Portail de la Poésie et de la Culture
 
 

Atom Egoyan met à nu l’intimité du show-biz

 
Les dessous sordides du show-biz sont mis en lumière par le réalisateur canadien Atom Egoyan dans "Where the Truth Lies", thriller classique projeté vendredi en compétition au 58e Festival de Cannes.
samedi 14 mai 2005.
 
Atom Egoyan ; Kevin Bacon ; Colin Firth ; Rachel Blanchard. - 6.2 ko
Atom Egoyan ; Kevin Bacon ; Colin Firth ; Rachel Blanchard.

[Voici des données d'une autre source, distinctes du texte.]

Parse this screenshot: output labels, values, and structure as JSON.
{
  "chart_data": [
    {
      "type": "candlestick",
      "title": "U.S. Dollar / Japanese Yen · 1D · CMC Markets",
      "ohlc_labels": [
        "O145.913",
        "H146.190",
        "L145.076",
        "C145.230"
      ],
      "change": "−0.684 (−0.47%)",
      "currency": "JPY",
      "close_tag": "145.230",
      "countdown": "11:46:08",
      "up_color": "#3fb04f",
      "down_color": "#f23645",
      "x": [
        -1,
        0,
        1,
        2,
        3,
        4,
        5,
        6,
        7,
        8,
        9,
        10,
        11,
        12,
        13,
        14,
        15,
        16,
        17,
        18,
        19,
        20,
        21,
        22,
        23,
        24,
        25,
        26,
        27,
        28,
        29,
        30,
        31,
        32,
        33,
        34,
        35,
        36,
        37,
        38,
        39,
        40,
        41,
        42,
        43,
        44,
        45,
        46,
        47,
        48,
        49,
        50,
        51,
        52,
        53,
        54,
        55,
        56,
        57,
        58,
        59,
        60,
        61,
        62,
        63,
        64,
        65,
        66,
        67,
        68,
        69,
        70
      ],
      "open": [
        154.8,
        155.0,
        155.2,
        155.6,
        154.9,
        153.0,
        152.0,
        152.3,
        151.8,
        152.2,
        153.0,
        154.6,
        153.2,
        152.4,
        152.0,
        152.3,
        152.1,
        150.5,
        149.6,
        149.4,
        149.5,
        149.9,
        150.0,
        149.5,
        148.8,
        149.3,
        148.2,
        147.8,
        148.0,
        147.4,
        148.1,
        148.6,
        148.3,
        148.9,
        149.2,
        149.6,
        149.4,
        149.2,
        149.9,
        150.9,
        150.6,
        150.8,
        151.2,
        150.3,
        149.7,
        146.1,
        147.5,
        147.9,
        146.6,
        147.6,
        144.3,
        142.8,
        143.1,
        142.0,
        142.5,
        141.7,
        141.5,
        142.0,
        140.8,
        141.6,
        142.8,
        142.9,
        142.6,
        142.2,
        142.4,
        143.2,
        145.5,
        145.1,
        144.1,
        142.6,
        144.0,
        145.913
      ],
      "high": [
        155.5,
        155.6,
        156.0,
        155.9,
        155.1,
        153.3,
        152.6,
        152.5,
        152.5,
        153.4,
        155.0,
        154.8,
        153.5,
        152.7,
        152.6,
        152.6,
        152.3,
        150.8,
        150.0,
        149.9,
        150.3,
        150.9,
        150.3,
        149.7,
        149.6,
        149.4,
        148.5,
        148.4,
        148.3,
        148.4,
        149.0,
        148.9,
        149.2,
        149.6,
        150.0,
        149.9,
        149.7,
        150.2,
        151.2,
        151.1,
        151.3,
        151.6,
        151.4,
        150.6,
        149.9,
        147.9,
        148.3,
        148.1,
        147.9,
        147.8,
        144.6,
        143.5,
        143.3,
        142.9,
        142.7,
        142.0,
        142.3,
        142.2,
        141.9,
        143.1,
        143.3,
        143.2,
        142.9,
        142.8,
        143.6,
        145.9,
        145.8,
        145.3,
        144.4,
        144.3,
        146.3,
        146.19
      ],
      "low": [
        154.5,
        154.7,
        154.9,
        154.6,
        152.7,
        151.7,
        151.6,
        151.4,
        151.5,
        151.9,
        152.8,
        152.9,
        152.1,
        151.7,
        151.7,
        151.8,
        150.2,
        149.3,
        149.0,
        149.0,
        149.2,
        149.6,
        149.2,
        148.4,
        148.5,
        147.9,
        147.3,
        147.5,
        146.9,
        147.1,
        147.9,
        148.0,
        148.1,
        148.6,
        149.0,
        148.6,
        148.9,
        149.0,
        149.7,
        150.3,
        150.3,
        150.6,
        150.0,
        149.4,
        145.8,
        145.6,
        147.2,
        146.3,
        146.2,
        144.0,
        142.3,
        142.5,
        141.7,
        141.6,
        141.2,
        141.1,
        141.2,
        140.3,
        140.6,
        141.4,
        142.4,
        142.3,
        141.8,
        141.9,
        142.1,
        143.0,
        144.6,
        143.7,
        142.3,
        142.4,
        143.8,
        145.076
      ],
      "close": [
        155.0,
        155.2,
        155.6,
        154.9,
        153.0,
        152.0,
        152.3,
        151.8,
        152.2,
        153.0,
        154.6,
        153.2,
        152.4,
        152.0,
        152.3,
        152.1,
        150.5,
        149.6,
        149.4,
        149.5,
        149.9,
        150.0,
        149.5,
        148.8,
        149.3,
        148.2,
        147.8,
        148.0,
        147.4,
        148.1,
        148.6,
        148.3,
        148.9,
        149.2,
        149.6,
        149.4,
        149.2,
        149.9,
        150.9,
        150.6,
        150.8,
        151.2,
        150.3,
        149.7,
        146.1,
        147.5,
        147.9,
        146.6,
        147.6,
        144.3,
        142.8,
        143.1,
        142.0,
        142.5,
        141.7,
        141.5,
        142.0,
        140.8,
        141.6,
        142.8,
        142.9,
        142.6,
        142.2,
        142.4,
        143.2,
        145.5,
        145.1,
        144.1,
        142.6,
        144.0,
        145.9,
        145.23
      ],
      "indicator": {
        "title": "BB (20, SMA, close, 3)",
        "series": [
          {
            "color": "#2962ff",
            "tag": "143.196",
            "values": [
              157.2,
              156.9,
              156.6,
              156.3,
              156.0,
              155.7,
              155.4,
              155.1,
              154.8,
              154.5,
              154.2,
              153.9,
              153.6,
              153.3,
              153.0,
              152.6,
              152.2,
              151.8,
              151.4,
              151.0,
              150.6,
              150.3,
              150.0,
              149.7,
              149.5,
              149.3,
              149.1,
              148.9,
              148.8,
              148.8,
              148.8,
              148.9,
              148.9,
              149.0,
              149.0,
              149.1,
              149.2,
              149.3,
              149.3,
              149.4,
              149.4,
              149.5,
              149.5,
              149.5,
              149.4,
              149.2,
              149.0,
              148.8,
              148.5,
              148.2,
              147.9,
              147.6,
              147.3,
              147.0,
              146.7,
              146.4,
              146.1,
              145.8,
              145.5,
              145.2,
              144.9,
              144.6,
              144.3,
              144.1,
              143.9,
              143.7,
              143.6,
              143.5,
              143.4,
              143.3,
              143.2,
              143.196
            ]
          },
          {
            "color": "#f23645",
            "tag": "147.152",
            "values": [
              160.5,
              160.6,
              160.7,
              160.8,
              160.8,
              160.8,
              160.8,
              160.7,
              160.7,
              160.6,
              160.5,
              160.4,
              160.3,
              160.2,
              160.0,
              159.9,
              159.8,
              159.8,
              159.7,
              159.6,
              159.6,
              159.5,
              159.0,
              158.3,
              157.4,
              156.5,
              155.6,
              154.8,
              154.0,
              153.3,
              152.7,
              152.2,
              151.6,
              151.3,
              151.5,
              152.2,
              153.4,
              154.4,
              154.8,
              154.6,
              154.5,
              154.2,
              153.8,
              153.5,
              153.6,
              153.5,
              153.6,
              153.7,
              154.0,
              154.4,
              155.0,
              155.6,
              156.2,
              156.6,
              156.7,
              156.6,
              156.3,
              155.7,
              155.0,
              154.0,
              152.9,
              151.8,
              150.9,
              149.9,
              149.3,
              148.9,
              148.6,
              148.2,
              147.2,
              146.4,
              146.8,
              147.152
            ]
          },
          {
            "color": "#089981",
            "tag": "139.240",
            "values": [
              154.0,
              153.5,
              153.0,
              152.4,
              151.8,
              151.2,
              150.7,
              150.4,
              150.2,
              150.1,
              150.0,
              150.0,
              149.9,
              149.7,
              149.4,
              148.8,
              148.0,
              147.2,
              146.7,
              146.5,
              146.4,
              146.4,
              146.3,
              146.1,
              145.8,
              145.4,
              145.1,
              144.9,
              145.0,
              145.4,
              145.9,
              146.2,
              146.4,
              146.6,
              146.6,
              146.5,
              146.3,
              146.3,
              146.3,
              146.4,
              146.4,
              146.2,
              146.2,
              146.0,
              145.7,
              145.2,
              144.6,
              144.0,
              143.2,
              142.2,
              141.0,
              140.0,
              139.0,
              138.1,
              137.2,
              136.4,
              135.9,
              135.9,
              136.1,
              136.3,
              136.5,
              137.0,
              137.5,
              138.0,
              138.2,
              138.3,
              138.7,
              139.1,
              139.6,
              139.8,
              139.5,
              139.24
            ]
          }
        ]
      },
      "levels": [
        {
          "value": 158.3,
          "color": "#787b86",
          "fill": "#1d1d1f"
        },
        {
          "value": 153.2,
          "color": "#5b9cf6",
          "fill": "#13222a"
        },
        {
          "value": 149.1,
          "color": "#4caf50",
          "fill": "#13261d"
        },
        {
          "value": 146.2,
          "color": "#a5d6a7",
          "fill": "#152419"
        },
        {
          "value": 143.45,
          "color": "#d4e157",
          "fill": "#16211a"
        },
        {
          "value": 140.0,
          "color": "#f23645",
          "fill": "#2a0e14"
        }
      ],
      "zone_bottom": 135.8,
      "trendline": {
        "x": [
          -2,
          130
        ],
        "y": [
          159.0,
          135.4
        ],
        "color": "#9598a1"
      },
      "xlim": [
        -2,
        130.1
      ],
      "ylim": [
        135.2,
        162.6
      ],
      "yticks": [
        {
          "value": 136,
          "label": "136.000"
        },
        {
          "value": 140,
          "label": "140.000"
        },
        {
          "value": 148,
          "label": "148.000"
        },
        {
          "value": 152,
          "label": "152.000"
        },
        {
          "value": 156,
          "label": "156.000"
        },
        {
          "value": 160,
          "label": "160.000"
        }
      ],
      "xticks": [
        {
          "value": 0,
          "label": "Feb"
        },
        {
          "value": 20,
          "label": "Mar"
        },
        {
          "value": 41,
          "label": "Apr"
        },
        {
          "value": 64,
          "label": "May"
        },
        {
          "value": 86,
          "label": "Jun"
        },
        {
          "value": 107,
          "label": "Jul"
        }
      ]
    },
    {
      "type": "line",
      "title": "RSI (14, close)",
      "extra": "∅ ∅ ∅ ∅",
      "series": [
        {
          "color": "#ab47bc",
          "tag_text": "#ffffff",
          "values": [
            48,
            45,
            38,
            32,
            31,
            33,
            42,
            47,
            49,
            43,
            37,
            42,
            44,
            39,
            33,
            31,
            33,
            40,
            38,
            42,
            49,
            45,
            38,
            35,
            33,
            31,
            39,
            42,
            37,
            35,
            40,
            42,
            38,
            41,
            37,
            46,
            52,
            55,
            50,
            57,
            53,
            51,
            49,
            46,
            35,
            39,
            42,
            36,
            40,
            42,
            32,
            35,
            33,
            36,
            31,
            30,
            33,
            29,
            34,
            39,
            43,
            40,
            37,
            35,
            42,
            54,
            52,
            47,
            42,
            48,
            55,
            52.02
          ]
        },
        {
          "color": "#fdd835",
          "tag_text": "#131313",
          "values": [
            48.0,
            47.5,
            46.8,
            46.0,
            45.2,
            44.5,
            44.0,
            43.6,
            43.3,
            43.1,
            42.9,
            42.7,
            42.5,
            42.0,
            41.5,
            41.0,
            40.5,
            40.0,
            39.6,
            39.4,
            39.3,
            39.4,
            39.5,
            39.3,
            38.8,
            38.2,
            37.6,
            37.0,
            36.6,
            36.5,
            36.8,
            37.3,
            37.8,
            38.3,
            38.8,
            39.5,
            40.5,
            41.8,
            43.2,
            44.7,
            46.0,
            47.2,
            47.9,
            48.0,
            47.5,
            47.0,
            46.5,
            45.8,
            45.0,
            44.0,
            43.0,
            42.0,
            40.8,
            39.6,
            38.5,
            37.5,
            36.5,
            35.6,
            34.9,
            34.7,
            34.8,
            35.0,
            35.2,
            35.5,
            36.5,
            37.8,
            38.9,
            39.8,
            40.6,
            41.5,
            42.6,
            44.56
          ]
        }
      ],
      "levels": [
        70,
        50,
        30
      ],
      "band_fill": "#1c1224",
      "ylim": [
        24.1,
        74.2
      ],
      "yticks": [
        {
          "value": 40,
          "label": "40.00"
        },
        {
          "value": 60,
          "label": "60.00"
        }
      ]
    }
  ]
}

En 1959, Lanny Morris (Kevin Bacon, vu dans "Apollo 13", 1995 ou encore "Mystic River", 2003) et Vince Collins (Colin Firth, le peintre Vermeer de "La jeune fille à la perle", 2004) forment le duo de comiques le plus célèbre des Etats-Unis et par là passent pour fort sympathiques. Mais une jeune femme retrouvée morte dans leur suite aboutira à leur séparation et ternira cette image. En 1972, une jeune journaliste (Alison Lohman, vue dans "Big Fish", de Tim Burton, 2003) veut faire toute la lumière sur cette affaire demeurée un mystère. Treize ans auparavant, elle était apparue dans un téléthon qu’animaient Morris et Collins, en tant que petit fille miraculée de la poliomyélite.

Son enquête va peu à peu l’amener à plonger dans l’intimité sexuelle et affective très agitée des deux hommes. Manipulatrice, elle sera manipulée elle-même, mais finira par découvrir la vérité.

Le film offre une solide reconstitution de ce que pouvait être le milieu du spectacle aux Etats-Unis dans les années 50, et en particulier les liens qui s’y étaient tissés parfois avec la mafia.

Dans les scènes des années 70, Egoyan montre bien que ce monde-là est mort et enterré et que l’on peut peut-être corriger son épitaphe.

Les deux animateurs ont une vie sexuelle pour le moins débridée, arrosée de champagne et intoxiquée de pilules, et certaines séquences n’en cachent pas grand chose, au risque de froisser la censure.

Interrogé lors de la conférence de presse sur les risques de censure aux Etats-Unis, Egoyan a répondu qu’il n’y pensait jamais. "Il y aura sans doute des problèmes mais nous étions bien fermes sur nos intentions avec ce film", a-t-il ajouté. "Ça m’étonne qu’on se focalise sur le sexe plutôt que sur la violence. Il semble qu’on soit obsédé par le sexe, mais il est une partie essentielle de l’histoire."

Atom Egoyan est un habitué du festival qui a déjà accueilli en sélection officielle "Exotica" (1994), "De beaux lendemains" (1997), "Le voyage de Felicia" (1999) et "Ararat" (2002), où le réalisateur renouait avec ses souches arméniennes en traitant du génocide survenu durant la Premier Guerre mondiale.

"Where the Truth Lies" sortira en France le 30 novembre.